1. NP-complete must be NP and NP-hard.
2. and NP-hard which are not NP-complete are not NP.
3. Now by definition of NP there is someone who give answer instance for problem. and there is verifier to verify.
4. this means NP-Hard does not have either one of them. Hence they are difficult to solve is True.

Turing halting problem is undecidable and it belongs to NP-Hard set. For turing halting problem we do not have any decider as it is a RE language. So we do not have any algorithm to solve it. Thus it is clear that unsolvable problems are also in NP-Hard set . So NP-Hard set also contains the languages or problems for which we do not have any algorithm to solve.

Turing machine halting problem is undecidable on Turing machines and NP-hard, but not NPC. Apparently it is harder ;)

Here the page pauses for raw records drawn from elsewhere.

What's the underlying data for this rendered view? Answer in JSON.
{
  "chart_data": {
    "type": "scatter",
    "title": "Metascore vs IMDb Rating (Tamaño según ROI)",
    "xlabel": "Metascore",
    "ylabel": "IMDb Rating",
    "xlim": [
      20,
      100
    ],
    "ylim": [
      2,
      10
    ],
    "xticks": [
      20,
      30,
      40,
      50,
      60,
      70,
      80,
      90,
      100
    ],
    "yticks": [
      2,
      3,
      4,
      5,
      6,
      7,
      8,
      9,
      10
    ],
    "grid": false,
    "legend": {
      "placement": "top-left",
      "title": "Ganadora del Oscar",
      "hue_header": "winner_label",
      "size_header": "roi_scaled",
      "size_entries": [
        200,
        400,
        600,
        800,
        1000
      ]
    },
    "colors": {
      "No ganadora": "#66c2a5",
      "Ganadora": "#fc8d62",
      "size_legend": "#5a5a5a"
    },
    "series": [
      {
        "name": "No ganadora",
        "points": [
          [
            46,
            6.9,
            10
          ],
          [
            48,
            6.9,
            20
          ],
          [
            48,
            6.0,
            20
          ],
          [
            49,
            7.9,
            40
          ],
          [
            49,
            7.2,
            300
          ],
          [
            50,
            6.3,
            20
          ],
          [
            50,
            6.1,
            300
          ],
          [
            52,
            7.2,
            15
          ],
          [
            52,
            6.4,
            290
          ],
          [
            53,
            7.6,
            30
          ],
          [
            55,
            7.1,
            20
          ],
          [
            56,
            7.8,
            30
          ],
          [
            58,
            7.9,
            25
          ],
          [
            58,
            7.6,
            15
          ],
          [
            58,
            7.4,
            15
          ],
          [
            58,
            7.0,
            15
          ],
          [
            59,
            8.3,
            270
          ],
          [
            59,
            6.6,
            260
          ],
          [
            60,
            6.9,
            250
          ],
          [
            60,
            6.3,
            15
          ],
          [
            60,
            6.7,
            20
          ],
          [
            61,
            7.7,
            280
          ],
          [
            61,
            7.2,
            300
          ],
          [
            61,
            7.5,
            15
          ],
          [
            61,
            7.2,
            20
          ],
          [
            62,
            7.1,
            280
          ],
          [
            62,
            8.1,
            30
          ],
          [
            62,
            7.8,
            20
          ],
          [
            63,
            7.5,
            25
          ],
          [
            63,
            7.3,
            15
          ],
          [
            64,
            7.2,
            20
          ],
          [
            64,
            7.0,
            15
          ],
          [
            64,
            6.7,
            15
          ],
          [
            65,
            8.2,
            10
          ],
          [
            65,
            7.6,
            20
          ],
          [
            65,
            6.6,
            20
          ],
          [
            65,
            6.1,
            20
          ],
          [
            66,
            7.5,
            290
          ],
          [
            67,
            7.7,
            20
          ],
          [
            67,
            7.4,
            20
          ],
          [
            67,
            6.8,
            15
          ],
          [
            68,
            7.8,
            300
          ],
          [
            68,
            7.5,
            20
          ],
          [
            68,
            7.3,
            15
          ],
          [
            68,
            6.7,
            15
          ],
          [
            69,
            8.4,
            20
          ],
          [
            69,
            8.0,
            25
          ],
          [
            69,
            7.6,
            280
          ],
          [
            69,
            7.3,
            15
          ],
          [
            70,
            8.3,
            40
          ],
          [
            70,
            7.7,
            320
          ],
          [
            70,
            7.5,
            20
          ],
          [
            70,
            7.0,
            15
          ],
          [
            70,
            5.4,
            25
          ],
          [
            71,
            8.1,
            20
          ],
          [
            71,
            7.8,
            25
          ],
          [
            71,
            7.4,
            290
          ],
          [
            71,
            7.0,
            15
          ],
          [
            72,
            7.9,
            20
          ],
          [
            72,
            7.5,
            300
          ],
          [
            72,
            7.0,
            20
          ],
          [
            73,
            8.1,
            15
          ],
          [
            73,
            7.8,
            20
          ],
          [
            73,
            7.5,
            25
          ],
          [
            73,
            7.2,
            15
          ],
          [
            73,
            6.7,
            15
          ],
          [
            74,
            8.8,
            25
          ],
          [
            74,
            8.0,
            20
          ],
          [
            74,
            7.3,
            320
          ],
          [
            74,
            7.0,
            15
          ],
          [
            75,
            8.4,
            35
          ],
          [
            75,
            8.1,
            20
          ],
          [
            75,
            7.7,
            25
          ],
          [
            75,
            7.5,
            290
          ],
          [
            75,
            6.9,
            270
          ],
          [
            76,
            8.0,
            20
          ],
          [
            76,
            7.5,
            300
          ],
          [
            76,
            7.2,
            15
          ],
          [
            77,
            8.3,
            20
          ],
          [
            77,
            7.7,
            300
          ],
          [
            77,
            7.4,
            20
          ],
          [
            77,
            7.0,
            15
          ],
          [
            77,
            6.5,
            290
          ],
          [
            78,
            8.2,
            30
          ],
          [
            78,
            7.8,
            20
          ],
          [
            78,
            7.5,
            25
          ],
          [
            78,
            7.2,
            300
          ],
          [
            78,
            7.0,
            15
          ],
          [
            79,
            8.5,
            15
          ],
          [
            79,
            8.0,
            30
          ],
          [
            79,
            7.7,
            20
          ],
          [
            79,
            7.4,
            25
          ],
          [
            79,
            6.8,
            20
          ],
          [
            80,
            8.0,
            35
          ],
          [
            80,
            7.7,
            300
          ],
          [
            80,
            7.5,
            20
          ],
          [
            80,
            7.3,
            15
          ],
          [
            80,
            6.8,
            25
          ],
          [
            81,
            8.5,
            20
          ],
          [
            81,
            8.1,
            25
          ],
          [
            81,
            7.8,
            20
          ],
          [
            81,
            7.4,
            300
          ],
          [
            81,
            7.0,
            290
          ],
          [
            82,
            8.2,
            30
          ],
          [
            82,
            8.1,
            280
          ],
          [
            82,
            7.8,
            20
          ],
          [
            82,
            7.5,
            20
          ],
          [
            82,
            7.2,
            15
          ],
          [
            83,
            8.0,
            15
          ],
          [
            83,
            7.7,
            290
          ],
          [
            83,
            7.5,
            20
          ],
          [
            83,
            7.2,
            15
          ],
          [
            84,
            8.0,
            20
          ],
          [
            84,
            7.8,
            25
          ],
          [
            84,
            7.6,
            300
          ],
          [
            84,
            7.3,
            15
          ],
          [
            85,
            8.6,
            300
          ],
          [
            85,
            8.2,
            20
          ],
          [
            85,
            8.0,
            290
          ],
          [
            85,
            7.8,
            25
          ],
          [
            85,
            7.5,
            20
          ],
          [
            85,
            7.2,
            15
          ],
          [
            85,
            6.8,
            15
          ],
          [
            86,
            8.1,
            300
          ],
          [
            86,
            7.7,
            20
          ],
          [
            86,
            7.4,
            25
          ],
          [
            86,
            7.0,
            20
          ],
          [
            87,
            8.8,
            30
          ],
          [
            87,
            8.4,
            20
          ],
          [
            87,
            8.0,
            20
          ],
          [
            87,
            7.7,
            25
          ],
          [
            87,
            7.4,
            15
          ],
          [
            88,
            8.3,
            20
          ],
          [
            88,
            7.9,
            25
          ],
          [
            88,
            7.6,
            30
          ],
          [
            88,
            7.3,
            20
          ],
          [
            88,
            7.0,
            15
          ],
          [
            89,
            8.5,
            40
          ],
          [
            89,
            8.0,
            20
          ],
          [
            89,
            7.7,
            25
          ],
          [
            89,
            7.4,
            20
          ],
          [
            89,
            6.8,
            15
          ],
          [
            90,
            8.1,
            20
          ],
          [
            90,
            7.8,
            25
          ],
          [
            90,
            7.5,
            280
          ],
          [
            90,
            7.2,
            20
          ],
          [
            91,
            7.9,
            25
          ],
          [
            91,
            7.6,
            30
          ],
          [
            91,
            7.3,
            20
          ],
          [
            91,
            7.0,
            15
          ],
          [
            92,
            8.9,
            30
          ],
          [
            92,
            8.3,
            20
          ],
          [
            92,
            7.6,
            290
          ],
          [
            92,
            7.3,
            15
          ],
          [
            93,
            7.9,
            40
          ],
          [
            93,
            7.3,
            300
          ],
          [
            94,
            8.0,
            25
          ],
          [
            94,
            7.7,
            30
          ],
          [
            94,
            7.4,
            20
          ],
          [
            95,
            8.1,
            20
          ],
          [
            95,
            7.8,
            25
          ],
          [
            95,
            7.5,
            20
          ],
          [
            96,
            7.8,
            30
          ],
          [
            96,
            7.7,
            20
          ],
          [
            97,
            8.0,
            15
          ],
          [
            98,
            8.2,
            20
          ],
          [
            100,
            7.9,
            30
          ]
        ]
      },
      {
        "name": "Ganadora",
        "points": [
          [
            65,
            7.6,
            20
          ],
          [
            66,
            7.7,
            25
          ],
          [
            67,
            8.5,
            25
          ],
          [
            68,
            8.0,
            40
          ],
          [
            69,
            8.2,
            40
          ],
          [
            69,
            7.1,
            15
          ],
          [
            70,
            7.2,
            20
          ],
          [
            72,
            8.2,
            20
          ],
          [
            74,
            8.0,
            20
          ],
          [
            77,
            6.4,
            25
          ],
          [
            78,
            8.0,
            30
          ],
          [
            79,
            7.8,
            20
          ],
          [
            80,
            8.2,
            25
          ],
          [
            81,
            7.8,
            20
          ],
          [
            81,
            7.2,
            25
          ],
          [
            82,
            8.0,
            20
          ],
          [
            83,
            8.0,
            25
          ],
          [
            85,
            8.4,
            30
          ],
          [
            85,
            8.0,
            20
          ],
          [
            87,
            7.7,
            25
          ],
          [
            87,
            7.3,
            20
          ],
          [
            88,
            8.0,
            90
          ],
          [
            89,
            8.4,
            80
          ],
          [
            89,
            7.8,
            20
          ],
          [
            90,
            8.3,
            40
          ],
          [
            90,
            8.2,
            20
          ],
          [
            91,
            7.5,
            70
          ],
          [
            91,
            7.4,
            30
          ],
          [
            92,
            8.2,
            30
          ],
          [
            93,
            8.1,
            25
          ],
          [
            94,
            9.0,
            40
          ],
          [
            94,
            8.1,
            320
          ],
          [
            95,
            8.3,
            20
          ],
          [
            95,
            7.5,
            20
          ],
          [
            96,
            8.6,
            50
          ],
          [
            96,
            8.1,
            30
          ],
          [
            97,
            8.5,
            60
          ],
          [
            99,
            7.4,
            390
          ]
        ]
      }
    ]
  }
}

The set of NP-hard problems is a superset of the set of NP-complete problems. There are complexity classes more "difficult" than NP, for example PSPACE, EXPTIME or EXPSPACE, and all these contain NP-hard but not NP-complete problems.

From http://en.wikipedia.org/wiki/NP-hard#Examples

There are also decision problems that are NP-hard but not NP-complete, for example the halting problem. This is the problem which asks "given a program and its input, will it run forever?" That's a yes/no question, so this is a decision problem. It is easy to prove that the halting problem is NP-hard but not NP-complete.

To answer this question, you first need to understand which NP-hard problems are also NP-complete. If an NP-hard problem belongs to set NP, then it is NP-complete. To belong to set NP, a problem needs to be

(i) a decision problem,
(ii) the number of solutions to the problem should be finite and each solution should be of polynomial length, and
(iii) given a polynomial length solution, we should be able to say whether the answer to the problem is yes/no

Now, it is easy to see that there could be many NP-hard problems that do not belong to set NP and are harder to solve. As an intuitive example, the optimization-version of traveling salesman where we need to find an actual schedule is harder than the decision-version of traveling salesman where we just need to determine whether a schedule with length <= k exists or not.